Selain soal makna, cinta juga memiliki beberapa tingkatan. Pakar tafsir Al-Qur’an, Prof KH Muhammad Quraish Shihab dalam Jawabannya Adalah Cinta (2019) membagi perasaan itu menjadi empat level:
Instingtif
Cinta dalam tingkatan ini adalah sikap tertarik kepada sesuatu yang lahir dari
kombinasi insting sebagai makhluk hidup dengan hormon yang menimbulkan berahi dan energi yang halus.
Hiasan pada cinta instingtif disebut romantis. Tingkatan cinta ini dapat menjadi dasar bagi lahirnya fase cinta yang lebih mendalam.
Emosional
Cinta ini membuat seseorang menjadi melekat pada yang dicintainya. Ambil misal, cinta pada orang tua, anak, pasangan hidup, sahabat, serta terhadap orang-orang tertentu yang dirasakan begitu dekat dengannya, bahkan bagaikan belahan jiwanya.
Murni
Cinta yang tidak didorong oleh sesuatu selain kesadaran bahwa objek cinta sangat wajar dan perlu dicintai karena aneka keistimewaan yang melekat padanya. Sehingga objek itu sangat wajar dicintai bahkan pencinta merasa butuh mencintainya tanpa imbalan.
Cinta ini biasa juga dinamakan platonic love (idealisme). Objeknya bisa manusia, bisa juga Tuhan. Inilah puncak cinta yang tergambar dari para sufi.
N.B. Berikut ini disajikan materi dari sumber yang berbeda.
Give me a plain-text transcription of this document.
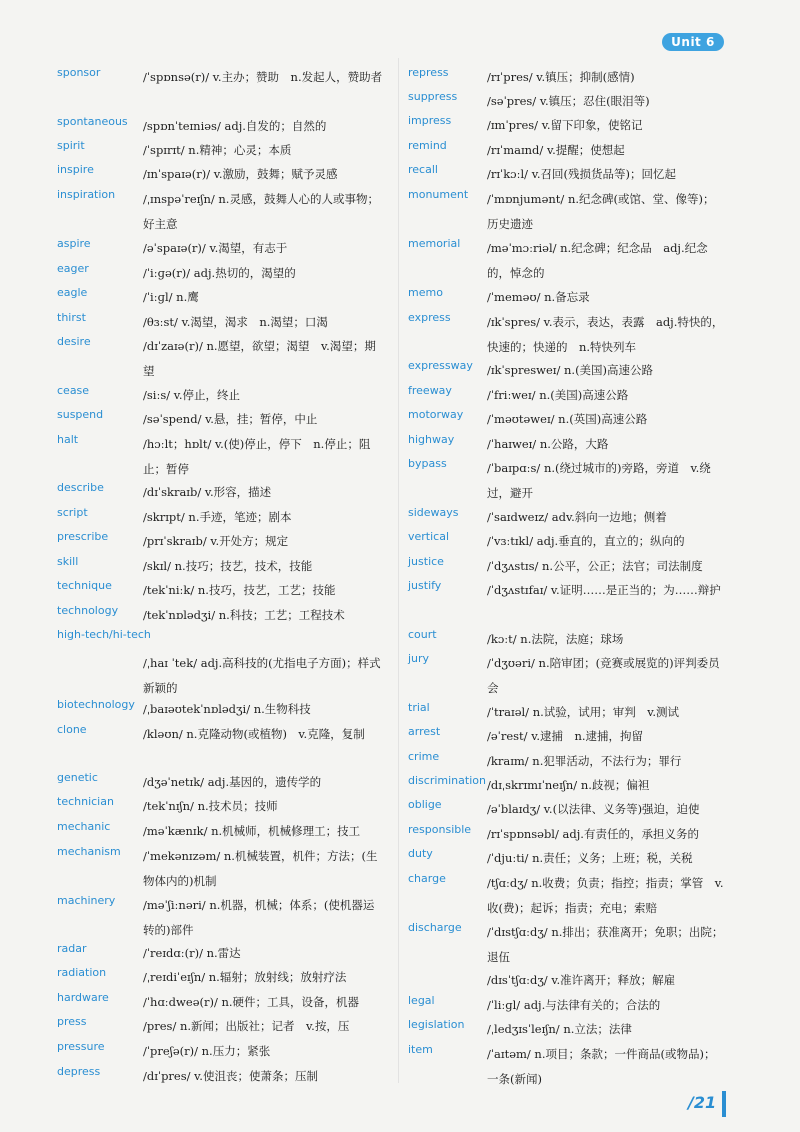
Unit 6
sponsor	/ˈspɒnsə(r)/ v.主办；赞助　n.发起人，赞助者
spontaneous /spɒnˈteɪniəs/ adj.自发的；自然的
spirit	/ˈspɪrɪt/ n.精神；心灵；本质
inspire	/ɪnˈspaɪə(r)/ v.激励，鼓舞；赋予灵感
inspiration /ˌɪnspəˈreɪʃn/ n.灵感，鼓舞人心的人或事物；好主意
aspire	/əˈspaɪə(r)/ v.渴望，有志于
eager	/ˈiːɡə(r)/ adj.热切的，渴望的
eagle	/ˈiːɡl/ n.鹰
thirst	/θɜːst/ v.渴望，渴求　n.渴望；口渴
desire	/dɪˈzaɪə(r)/ n.愿望，欲望；渴望　v.渴望；期望
cease	/siːs/ v.停止，终止
suspend	/səˈspend/ v.悬，挂；暂停，中止
halt	/hɔːlt；hɒlt/ v.(使)停止，停下　n.停止；阻止；暂停
describe	/dɪˈskraɪb/ v.形容，描述
script	/skrɪpt/ n.手迹，笔迹；剧本
prescribe	/prɪˈskraɪb/ v.开处方；规定
skill	/skɪl/ n.技巧；技艺，技术，技能
technique	/tekˈniːk/ n.技巧，技艺，工艺；技能
technology /tekˈnɒlədʒi/ n.科技；工艺；工程技术
high-tech/hi-tech
/ˌhaɪ ˈtek/ adj.高科技的(尤指电子方面)；样式新颖的
biotechnology /ˌbaɪəʊtekˈnɒlədʒi/ n.生物科技
clone	/kləʊn/ n.克隆动物(或植物)　v.克隆，复制
genetic	/dʒəˈnetɪk/ adj.基因的，遗传学的
technician	/tekˈnɪʃn/ n.技术员；技师
mechanic	/məˈkænɪk/ n.机械师，机械修理工；技工
mechanism /ˈmekənɪzəm/ n.机械装置，机件；方法；(生物体内的)机制
machinery /məˈʃiːnəri/ n.机器，机械；体系；(使机器运转的)部件
radar	/ˈreɪdɑː(r)/ n.雷达
radiation	/ˌreɪdiˈeɪʃn/ n.辐射；放射线；放射疗法
hardware	/ˈhɑːdweə(r)/ n.硬件；工具，设备，机器
press	/pres/ n.新闻；出版社；记者　v.按，压
pressure	/ˈpreʃə(r)/ n.压力；紧张
depress	/dɪˈpres/ v.使沮丧；使萧条；压制
repress	/rɪˈpres/ v.镇压；抑制(感情)
suppress	/səˈpres/ v.镇压；忍住(眼泪等)
impress	/ɪmˈpres/ v.留下印象，使铭记
remind	/rɪˈmaɪnd/ v.提醒；使想起
recall	/rɪˈkɔːl/ v.召回(残损货品等)；回忆起
monument /ˈmɒnjumənt/ n.纪念碑(或馆、堂、像等)；历史遗迹
memorial /məˈmɔːriəl/ n.纪念碑；纪念品　adj.纪念的，悼念的
memo	/ˈmeməʊ/ n.备忘录
express	/ɪkˈspres/ v.表示，表达，表露　adj.特快的，快速的；快递的　n.特快列车
expressway /ɪkˈspresweɪ/ n.(美国)高速公路
freeway	/ˈfriːweɪ/ n.(美国)高速公路
motorway /ˈməʊtəweɪ/ n.(英国)高速公路
highway	/ˈhaɪweɪ/ n.公路，大路
bypass	/ˈbaɪpɑːs/ n.(绕过城市的)旁路，旁道　v.绕过，避开
sideways /ˈsaɪdweɪz/ adv.斜向一边地；侧着
vertical	/ˈvɜːtɪkl/ adj.垂直的，直立的；纵向的
justice	/ˈdʒʌstɪs/ n.公平，公正；法官；司法制度
justify	/ˈdʒʌstɪfaɪ/ v.证明……是正当的；为……辩护
court	/kɔːt/ n.法院，法庭；球场
jury	/ˈdʒʊəri/ n.陪审团；(竞赛或展览的)评判委员会
trial	/ˈtraɪəl/ n.试验，试用；审判　v.测试
arrest	/əˈrest/ v.逮捕　n.逮捕，拘留
crime	/kraɪm/ n.犯罪活动，不法行为；罪行
discrimination /dɪˌskrɪmɪˈneɪʃn/ n.歧视；偏袒
oblige	/əˈblaɪdʒ/ v.(以法律、义务等)强迫，迫使
responsible /rɪˈspɒnsəbl/ adj.有责任的，承担义务的
duty	/ˈdjuːti/ n.责任；义务；上班；税，关税
charge	/tʃɑːdʒ/ n.收费；负责；指控；指责；掌管　v.收(费)；起诉；指责；充电；索赔
discharge /ˈdɪstʃɑːdʒ/ n.排出；获准离开；免职；出院；退伍
/dɪsˈtʃɑːdʒ/ v.准许离开；释放；解雇
legal	/ˈliːɡl/ adj.与法律有关的；合法的
legislation /ˌledʒɪsˈleɪʃn/ n.立法；法律
item	/ˈaɪtəm/ n.项目；条款；一件商品(或物品)；一条(新闻)
/21
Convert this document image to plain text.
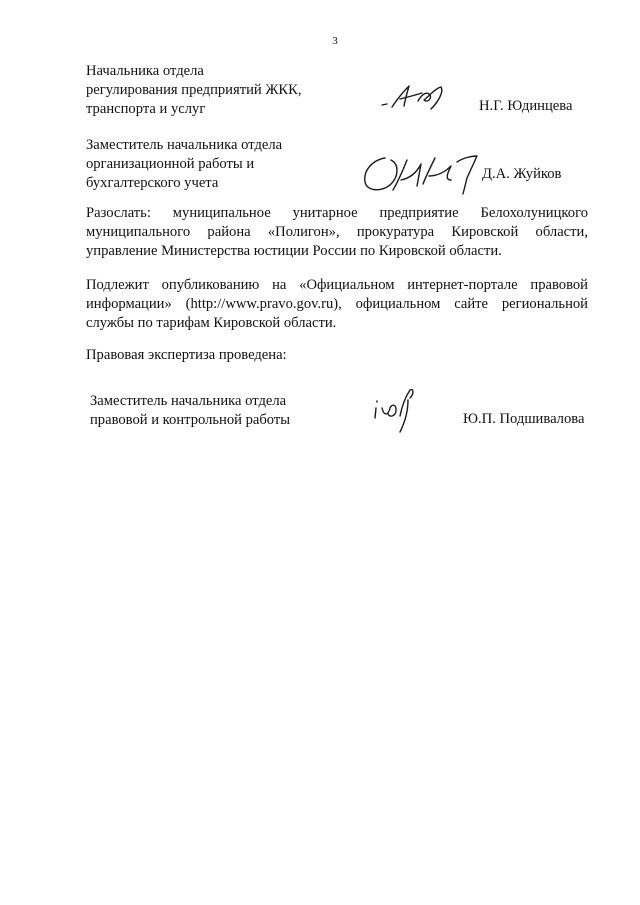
3
Начальника отдела
регулирования предприятий ЖКК,
транспорта и услуг	Н.Г. Юдинцева
Заместитель начальника отдела
организационной работы и
бухгалтерского учета
Д.А. Жуйков
Разослать: муниципальное унитарное предприятие Белохолуницкого
муниципального района «Полигон», прокуратура Кировской области,
управление Министерства юстиции России по Кировской области.
Подлежит опубликованию на «Официальном интернет-портале правовой
информации» (http://www.pravo.gov.ru), официальном сайте региональной
службы по тарифам Кировской области.
Правовая экспертиза проведена:
Заместитель начальника отдела
правовой и контрольной работы	Ю.П. Подшивалова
Quraish Shihab juga menjelaskan tingkatan cinta menurut Bahasa Arab yang terdiri dari:
Yakni sebuah kecenderungan hati kepada
objek yang ditangkap oleh indera, khususnya penglihatan dan pendengaran. Lalu mail itu mengambil tempat di hati hingga melahirkan kehendak bergerak maju menuju yang dicintai. Inilah yang kemudian dinamakan dengan hawa.
Shahabah
Shahabah merupakan hasil dari berkembangnya proses mail. Ia memiliki arti menumpahkan atau menuangkan. Hal itu karena isi hati si pecinta tumpah ruah kepada objek atau bagaikan air terjun yang tumpah ke lembah yang lajunya tidak dapat ditahan.
Gharam
Gharam lahir setelah Shahabah terbangun kuat. Makna dasar dari Gharam adalah terus menemani, karena si pecinta terus menemani atau ditemani oleh objek yang dicintainya. Ke mana pun ia pergi, ia selalu
bersamanya paling tidak khayalannya tidak luput dari benaknya.
Syafaq
Jika Gharam sudah kuat, maka akan lahir Syafaq yang terambil dari kata syuqaf al-qalb, yakni selaput yang menutupi organ hati. Maksudnya, cinta telah sedemikian kuat sehingga telah sampai ke selaput hati atau telah menembus selaput hati
sehingga mencapai lubuk hati.
Kata ini antara lain menggambarkan bahwa cinta yang berada di dalam hati telah meresap dan terlindungi dari segala sesuatu sehingga hidup mati si pencinta telah menyatu dengan kekasihnya.
Isyq
Jika Syafaq ini lebih kuat lagi, maka akan timbul Isyq. Kata ini dalam konteks rasa menjadikan seseorang melampaui batas dalam cintanya sehingga mengantarnya menderita karena kerinduan.
Tatayyuman
Jika timbul perasaan lebih dari Isyq, maka akan ada perasaan tatayyuman atau tunduk bagaikan beribadah
yang merupakan ketundukan mutlak terhadap sesuatu yang tidak diketahui
hakikat zatnya.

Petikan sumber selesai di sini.